Os indo-europeus tentavam “entender” o desenrolar da história do mundo. Prova disto é que podemos encontrar em todo o espaço cultural indo-europeu uma palavra determinada que, em cada cultura, significa “compreensão” e “conhecimento”. Em sânscrito esta palavra é vidya, palavra idêntica à palavra grega ide, que – como você já sabe – foi de grande importância para a filosofia de Platão. Do latim conhecemos a palavra video, que para os romanos significava simplesmente “ver”. (Somente nos nossos dias é que o verbo “ver” foi quase equiparado ao ato de grudar os olhos na tela da televisão.) No inglês temos palavras como wise e wisdom (“sabedoria”); em alemão, Weise (“sábio”) e Wissen (“saber”, “conhecimento”). Em norueguês temos a palavra viten. A palavra norueguesa viten tem, portanto, a mesma raiz da palavra indiana vidya, da grega ide e da latina video.
De um modo muito geral, podemos dizer que a visão era o principal sentido para os indo-europeus. Entre os indianos e gregos, iranianos e germânicos, a literatura era marcada por grandes visões cósmicas. (E aqui aparece de novo a palavra “visão”, que vem do verbo latino video.) Além disso, eram comuns nas culturas indo-européias as representações dos deuses e das passagens descritas nos mitos em quadros e esculturas.
Por fim, os indo-europeus tinham uma visão cíclica da história. Isto significa que, para eles, a história se desenrolava “em círculos”, da mesma forma como temos a alternância das estações do ano. Não há, portanto, um verdadeiro começo para a história, assim como também não haverá um fim. O que encontramos freqüentemente são referências a mundos que surgem e desaparecem, numa alternância infinita entre nascimento e morte.

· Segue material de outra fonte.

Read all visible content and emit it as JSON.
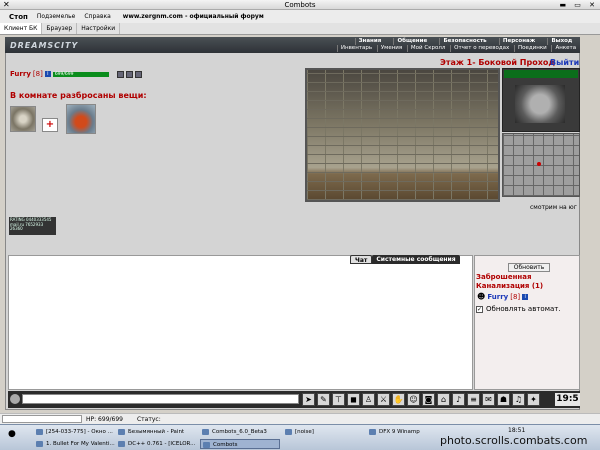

As duas grandes religiões orientais – o hinduísmo e o budismo – são de origem indo-européia. O mesmo vale para a filosofia grega. Por esta razão, podemos ver muitos e evidentes paralelos entre o hinduísmo e o budismo, de um lado, e a filosofia grega, de outro. Ainda hoje o hinduísmo e o budismo são fortemente marcados pela reflexão filosófica.
Não raro se enfatiza no hinduísmo e no budismo o fato de que o elemento divino está presente em tudo (panteísmo) e de que o homem pode chegar a uma unidade com Deus por meio do conhecimento religioso. (Você ainda se lembra de Plotino, Sofia?) Na maioria das vezes, a condição para isto é a meditação, ou um profundo mergulho dentro de si mesmo. No Oriente, portanto, a passividade e a vida reclusa são vistas como ideais religiosos. Também em solo grego muitas pessoas diziam que o homem tinha que viver uma vida ascética – quer dizer, em reclusão religiosa -, se quisesse obter a redenção de sua alma. Alguns componentes da vida nos conventos da Idade Média têm suas origens em tais concepções do mundo greco-romano.
Em muitas culturas indo-européias a crença na metempsicose, ou transmigração da alma, era muito importante. Por exemplo, no hinduísmo, o objetivo de cada devoto é o de um dia conseguir libertar sua alma desse processo de transmigração. E nós já sabemos que Platão também acreditava na transmigração da alma.